Pure free market capitalism is dumb in its nature, ignoring all else for the sake of money.
Not really, money is the the product of a capitalist economy. Something cannot be about a later, incidental development. Money exists in a capitalist economy because of other, preceding factors.
Profit motive is in part the reason. And again, this is something that people mystify and turn into this weird abstraction that seems to exist in a sphere of its own. But anyone who acts in a capitalist economy, both producer and consumer, enters into contracts (trades) where they both believe the subjective value of what they themselves are trading, is less than what they're getting. Meaning, everyone, even the consumer has a profit motive.
If you buy a chocolate bar at the store, you, in that particular moment, feel like you're making a profit. That chocolate bar, in that particular time, is worth more to you than your money that you're trading, To the store, it's the other way around. They believe they make a profit by giving you a chocolate bar and receiving money. They value your money more than they value their chocolate bars.

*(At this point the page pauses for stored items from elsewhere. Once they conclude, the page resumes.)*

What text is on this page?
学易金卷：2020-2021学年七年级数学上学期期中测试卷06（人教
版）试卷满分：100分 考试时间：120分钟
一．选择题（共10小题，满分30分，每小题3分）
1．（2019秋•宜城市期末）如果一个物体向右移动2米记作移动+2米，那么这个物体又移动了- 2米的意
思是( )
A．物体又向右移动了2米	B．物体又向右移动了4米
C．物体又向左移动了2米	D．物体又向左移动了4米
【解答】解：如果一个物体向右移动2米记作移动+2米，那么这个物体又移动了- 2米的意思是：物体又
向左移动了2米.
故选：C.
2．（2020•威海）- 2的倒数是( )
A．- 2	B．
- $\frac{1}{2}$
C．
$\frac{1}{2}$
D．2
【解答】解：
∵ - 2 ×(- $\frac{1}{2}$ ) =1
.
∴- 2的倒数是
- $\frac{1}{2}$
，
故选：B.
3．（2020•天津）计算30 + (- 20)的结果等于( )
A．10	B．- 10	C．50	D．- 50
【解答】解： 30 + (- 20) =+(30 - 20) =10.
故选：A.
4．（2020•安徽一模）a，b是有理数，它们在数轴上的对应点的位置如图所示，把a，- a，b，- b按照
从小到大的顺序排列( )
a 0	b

Capitalism is thus about creating win/win situations in environments with scarce resources. You can't really disagree that you're entering these agreements with a profit motive, or that you value your groceries less than you value your money, since your actions speak for themselves.
But this is why money exists. Because not everyone has everything someone else needs in the required quantities and vice versa. So people settle on something everyone derives value from: enter, money.

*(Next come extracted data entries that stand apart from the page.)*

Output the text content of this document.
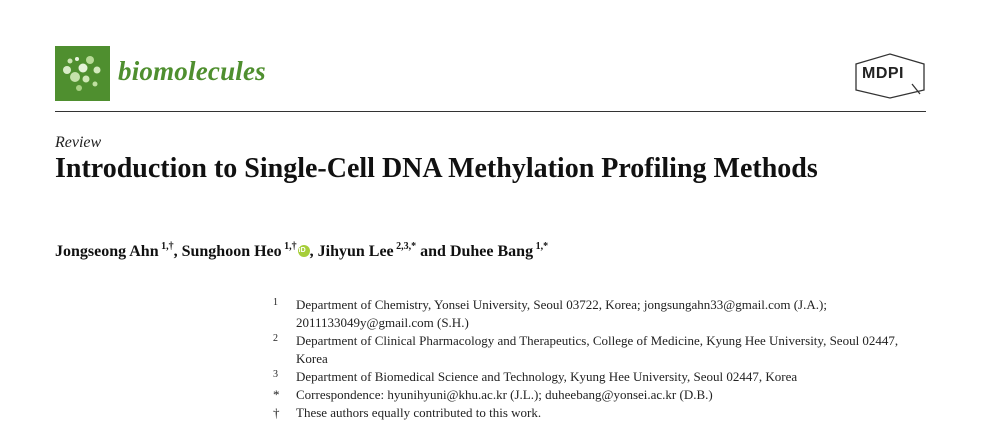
biomolecules	MDPI
Review
Introduction to Single-Cell DNA Methylation Profiling Methods
Jongseong Ahn $^{1,\dagger}$, Sunghoon Heo $^{1,\dagger}$iD , Jihyun Lee $^{2,3,*}$ and Duhee Bang $^{1,*}$
1	Department of Chemistry, Yonsei University, Seoul 03722, Korea; jongsungahn33@gmail.com (J.A.); 2011133049y@gmail.com (S.H.)
2	Department of Clinical Pharmacology and Therapeutics, College of Medicine, Kyung Hee University, Seoul 02447, Korea
3	Department of Biomedical Science and Technology, Kyung Hee University, Seoul 02447, Korea
*	Correspondence: hyunihyuni@khu.ac.kr (J.L.); duheebang@yonsei.ac.kr (D.B.)
†	These authors equally contributed to this work.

The reason there is money isn't just for the sake of it. It exists because each of wants to enter in deals where we stand to make a profit.
Anyway. Yes, I prefer a capitalist economy over anything else. It's what has developed multiple times over through-out history to varying degree in societies that had scarce resources. Scarcity resuts in the need to devise a system that most effectively distributes resources, through mechanisms such as pricing. We live in a global economy with scarce resources and therefore require a system that is accordance with that. The only limitations put on capitalism is a limitation on the innitation of force. Which is something the market* itself is equipped with to provide.
*And the word 'market' too, is another. Markets aren't concrete institutions people move into. They're merely what we call the sum of every human interaction.